Different biological mechanisms of elimination are shown as a function of postnatal age (PNA) using theory based allometric size scaling. Glomerular filtration rate (GFR) may be seen as a reference for the different rates of maturation of common metabolic pathways. Sources: GFR 14, vancomycin data pooled from 15, 16, paracetamol 8, morphine 8, tramadol 17, busulfan 12

Simple guidance for individualized dosing based on applying standard models for maturation (GFR) and allometric size is shown in Table 1. The fractions are rounded for simplicity but differ at most by 18% from the exact value.

Table 1.

Weight or age based maintenance doses to achieve the same target concentration. Postmenstrual ages (PMA) up to full term then postnatal age (PNA)

Typical weight kg	Age	Fraction of adult dose
0.75	25 weeks PMA	1/300
1	30 weeks PMA	1/120
3	Full‐term 40 weeks PMA	1/30
6	3 months PNA	1/10
7	6 months PNA	1/7
9	1 year PNA	1/5
12	2 years PNA	1/4
19	5 years PNA	1/3
34	10 years PNA	1/2
50	15 years PNA	3/4
70	Adult	1

The standard model approach has limitations when using genotypes, which may not have a natural standard value because the most frequent variant may be quite different in different study populations. Necessarily empirical models for factors such as age are often centred on the median age in an adult population. The choice of a standard age of say 40 years will not materially affect the estimates but would help pragmatically for the reasons described above.

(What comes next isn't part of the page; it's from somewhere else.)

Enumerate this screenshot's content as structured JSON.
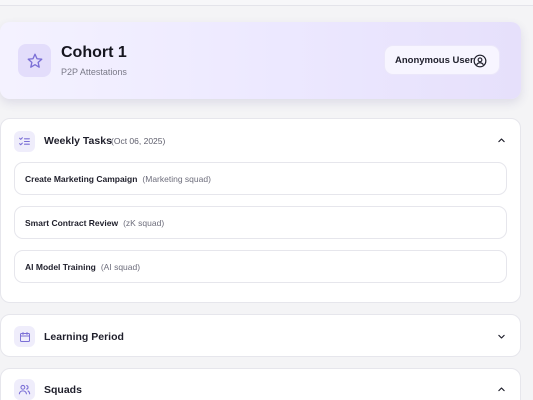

We do not want to claim that models such as theory based allometry are the ‘truth’. Controversy still rages in the wider biological world 4 about the details of allometric theory but pragmatically there is no evidence in humans that using this method is worse than any other and there is widespread support for using it (see 11 for a recent review in this journal). A direct test in humans using an adequate design 7 has provided precise estimates of the allometric exponents for clearance and volume that were similar to the theoretical values 12. The combination of a standard theory based allometric size model and a standard maturation model provided better predictions of morphine doses in a large external data set than other empirical allometry and age methods 13. Thus, we agree with Germvosek and colleagues 2 that there are good reasons to prefer a standard approach. This will help us understand biology better and lead to more consistent dosing decisions.

Competing Interests

There are no competing interests to declare.

Holford, N. H. G. , and Anderson, B. J. (2017) Why standards are useful for predicting doses. Br J Clin Pharmacol, 83: 685–687. doi: 10.1111/bcp.13230.